Deschutes County may alter the definition of a church in its development code to allow more services to be held on private property.
The county’s legal staff advised county commissioners Monday to broaden its definition of a church in order to meet federal standards outlining where services are held and when local governments can forbid them based on any concern for building standards and public safety.
The issue is relevant for Deschutes County. On March 18, the county sent a code violation notice to John Shepherd, a Sisters-area pastor who hosts small Sunday gatherings in his home.

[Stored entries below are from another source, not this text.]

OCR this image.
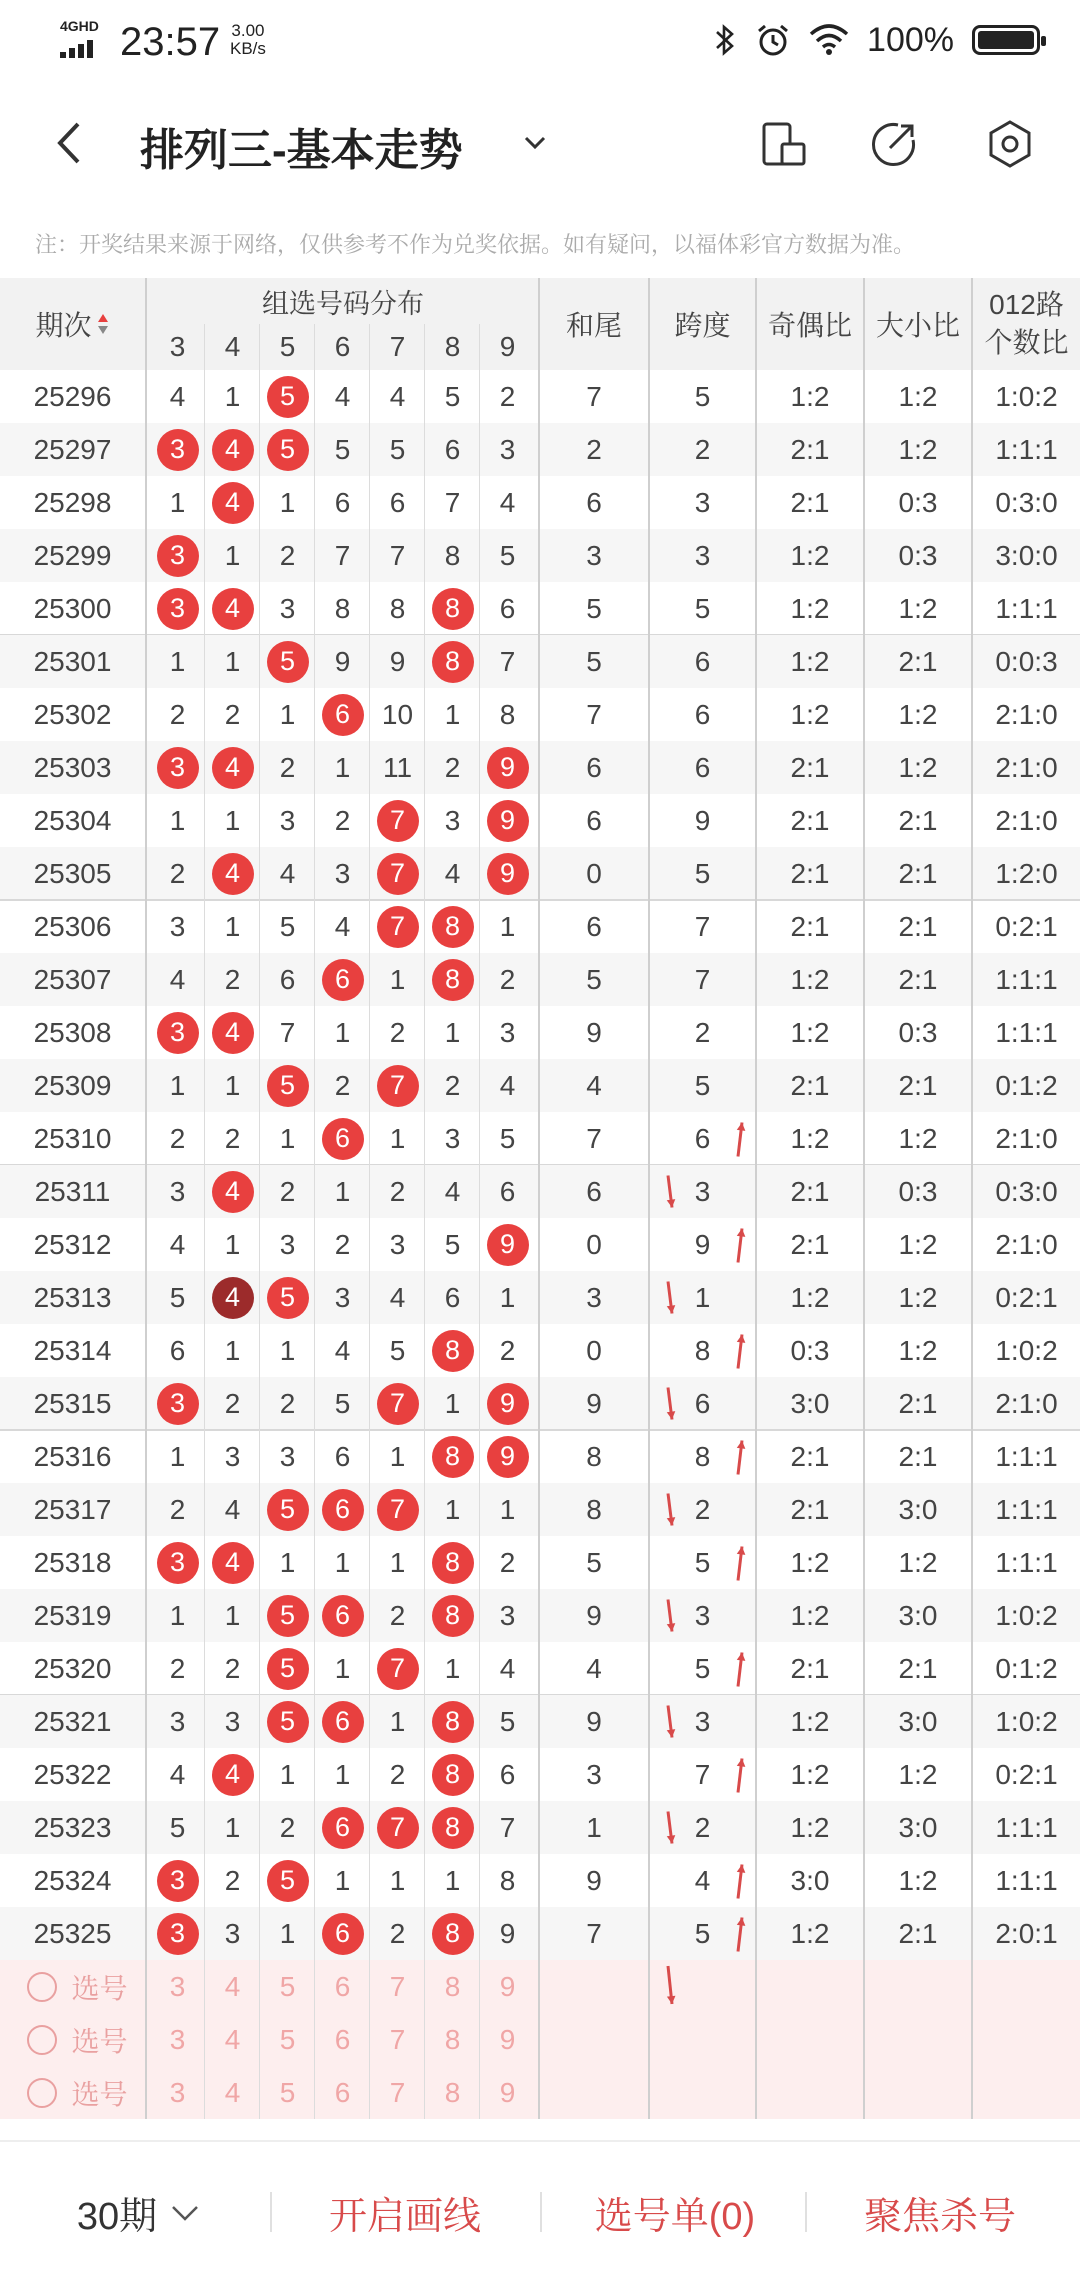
4GHD 23:57 3.00
KB/s	100%
排列三-基本走势
注：开奖结果来源于网络，仅供参考不作为兑奖依据。如有疑问，以福体彩官方数据为准。
期次
组选号码分布
3	4	5	6	7	8	9
和尾	跨度	奇偶比 大小比
012路
个数比
25296	4	1	5	4	4	5	2	7	5	1:2	1:2	1:0:2
25297	3	4	5	5	5	6	3	2	2	2:1	1:2	1:1:1
25298	1	4	1	6	6	7	4	6	3	2:1	0:3	0:3:0
25299	3	1	2	7	7	8	5	3	3	1:2	0:3	3:0:0
25300	3	4	3	8	8	8	6	5	5	1:2	1:2	1:1:1
25301	1	1	5	9	9	8	7	5	6	1:2	2:1	0:0:3
25302	2	2	1	6	10	1	8	7	6	1:2	1:2	2:1:0
25303	3	4	2	1	11	2	9	6	6	2:1	1:2	2:1:0
25304	1	1	3	2	7	3	9	6	9	2:1	2:1	2:1:0
25305	2	4	4	3	7	4	9	0	5	2:1	2:1	1:2:0
25306	3	1	5	4	7	8	1	6	7	2:1	2:1	0:2:1
25307	4	2	6	6	1	8	2	5	7	1:2	2:1	1:1:1
25308	3	4	7	1	2	1	3	9	2	1:2	0:3	1:1:1
25309	1	1	5	2	7	2	4	4	5	2:1	2:1	0:1:2
25310	2	2	1	6	1	3	5	7	6	1:2	1:2	2:1:0
25311	3	4	2	1	2	4	6	6	3	2:1	0:3	0:3:0
25312	4	1	3	2	3	5	9	0	9	2:1	1:2	2:1:0
25313	5	4	5	3	4	6	1	3	1	1:2	1:2	0:2:1
25314	6	1	1	4	5	8	2	0	8	0:3	1:2	1:0:2
25315	3	2	2	5	7	1	9	9	6	3:0	2:1	2:1:0
25316	1	3	3	6	1	8	9	8	8	2:1	2:1	1:1:1
25317	2	4	5	6	7	1	1	8	2	2:1	3:0	1:1:1
25318	3	4	1	1	1	8	2	5	5	1:2	1:2	1:1:1
25319	1	1	5	6	2	8	3	9	3	1:2	3:0	1:0:2
25320	2	2	5	1	7	1	4	4	5	2:1	2:1	0:1:2
25321	3	3	5	6	1	8	5	9	3	1:2	3:0	1:0:2
25322	4	4	1	1	2	8	6	3	7	1:2	1:2	0:2:1
25323	5	1	2	6	7	8	7	1	2	1:2	3:0	1:1:1
25324	3	2	5	1	1	1	8	9	4	3:0	1:2	1:1:1
25325	3	3	1	6	2	8	9	7	5	1:2	2:1	2:0:1
选号	3	4	5	6	7	8	9
选号	3	4	5	6	7	8	9
选号	3	4	5	6	7	8	9
30期	开启画线	选号单(0)	聚焦杀号
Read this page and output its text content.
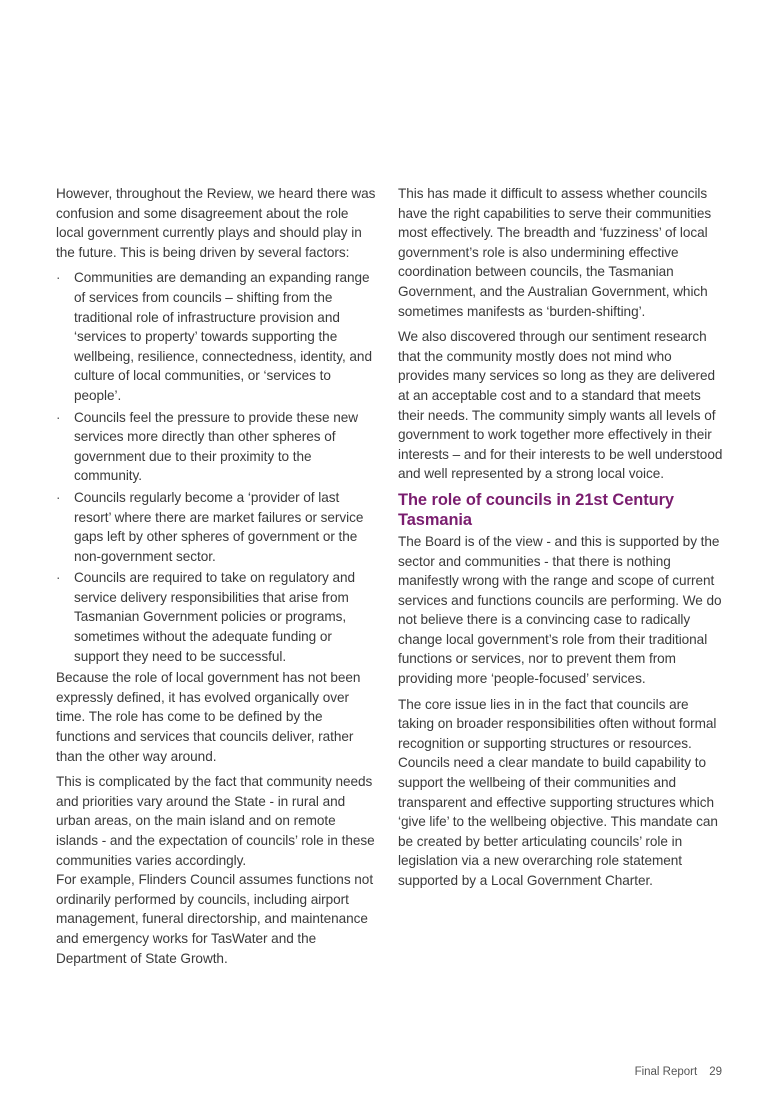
However, throughout the Review, we heard there was confusion and some disagreement about the role local government currently plays and should play in the future. This is being driven by several factors:

· Communities are demanding an expanding range of services from councils – shifting from the traditional role of infrastructure provision and ‘services to property’ towards supporting the wellbeing, resilience, connectedness, identity, and culture of local communities, or ‘services to people’.
· Councils feel the pressure to provide these new services more directly than other spheres of government due to their proximity to the community.
· Councils regularly become a ‘provider of last resort’ where there are market failures or service gaps left by other spheres of government or the non-government sector.
· Councils are required to take on regulatory and service delivery responsibilities that arise from Tasmanian Government policies or programs, sometimes without the adequate funding or support they need to be successful.

Because the role of local government has not been expressly defined, it has evolved organically over time. The role has come to be defined by the functions and services that councils deliver, rather than the other way around.

This is complicated by the fact that community needs and priorities vary around the State - in rural and urban areas, on the main island and on remote islands - and the expectation of councils’ role in these communities varies accordingly.

For example, Flinders Council assumes functions not ordinarily performed by councils, including airport management, funeral directorship, and maintenance and emergency works for TasWater and the Department of State Growth.

This has made it difficult to assess whether councils have the right capabilities to serve their communities most effectively. The breadth and ‘fuzziness’ of local government’s role is also undermining effective coordination between councils, the Tasmanian Government, and the Australian Government, which sometimes manifests as ‘burden-shifting’.

We also discovered through our sentiment research that the community mostly does not mind who provides many services so long as they are delivered at an acceptable cost and to a standard that meets their needs. The community simply wants all levels of government to work together more effectively in their interests – and for their interests to be well understood and well represented by a strong local voice.

The role of councils in 21st Century Tasmania

The Board is of the view - and this is supported by the sector and communities - that there is nothing manifestly wrong with the range and scope of current services and functions councils are performing. We do not believe there is a convincing case to radically change local government’s role from their traditional functions or services, nor to prevent them from providing more ‘people-focused’ services.

The core issue lies in in the fact that councils are taking on broader responsibilities often without formal recognition or supporting structures or resources. Councils need a clear mandate to build capability to support the wellbeing of their communities and transparent and effective supporting structures which ‘give life’ to the wellbeing objective. This mandate can be created by better articulating councils’ role in legislation via a new overarching role statement supported by a Local Government Charter.

Final Report 29
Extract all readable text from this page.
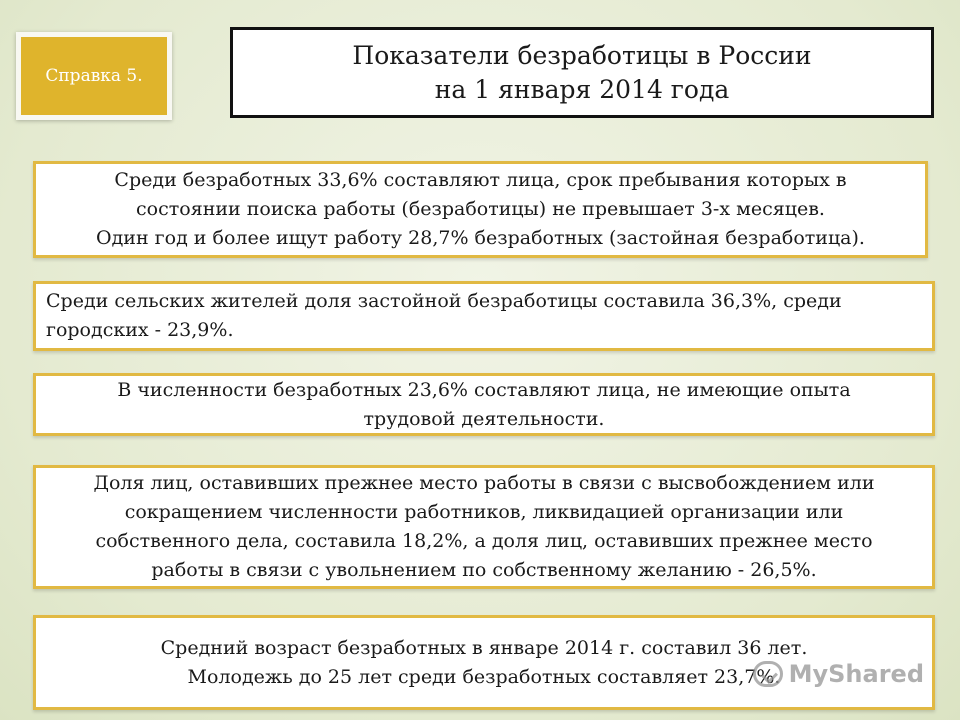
Справка 5.
Показатели безработицы в России
на 1 января 2014 года
Среди безработных 33,6% составляют лица, срок пребывания которых в
состоянии поиска работы (безработицы) не превышает 3-х месяцев.
Один год и более ищут работу 28,7% безработных (застойная безработица).
Среди сельских жителей доля застойной безработицы составила 36,3%, среди
городских - 23,9%.
В численности безработных 23,6% составляют лица, не имеющие опыта
трудовой деятельности.
Доля лиц, оставивших прежнее место работы в связи с высвобождением или
сокращением численности работников, ликвидацией организации или
собственного дела, составила 18,2%, а доля лиц, оставивших прежнее место
работы в связи с увольнением по собственному желанию - 26,5%.
Средний возраст безработных в январе 2014 г. составил 36 лет.
Молодежь до 25 лет среди безработных составляет 23,7%. MyShared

Community Development Department staff have since said they won’t take any other action against Shepherd while they work on a solution.
County leaders said Monday’s conversation wasn’t in response to the Shepherd case.
“This is something we’ve been looking at revising for a number of months,” Deschutes County Counsel Laurie Craghead said.
The proposal would modify Deschutes County’s definition of a church from “an institution that has nonprofit status as a church established with the Internal Revenue Service,” to “meeting areas for religious activities, Sunday school facilities, parking and related incidental uses.”
But the proposed change also states an applicant would need a separate permit for services in his or her home.
Craghead said the change would more closely align Deschutes County with the guidelines for church services detailed in the Religious Land Use and Institutionalized Persons Act, which was passed in 2000 and required cities and counties across the country to re-examine where public services are allowed.
Commissioners could vote on the church definition change Wednesday.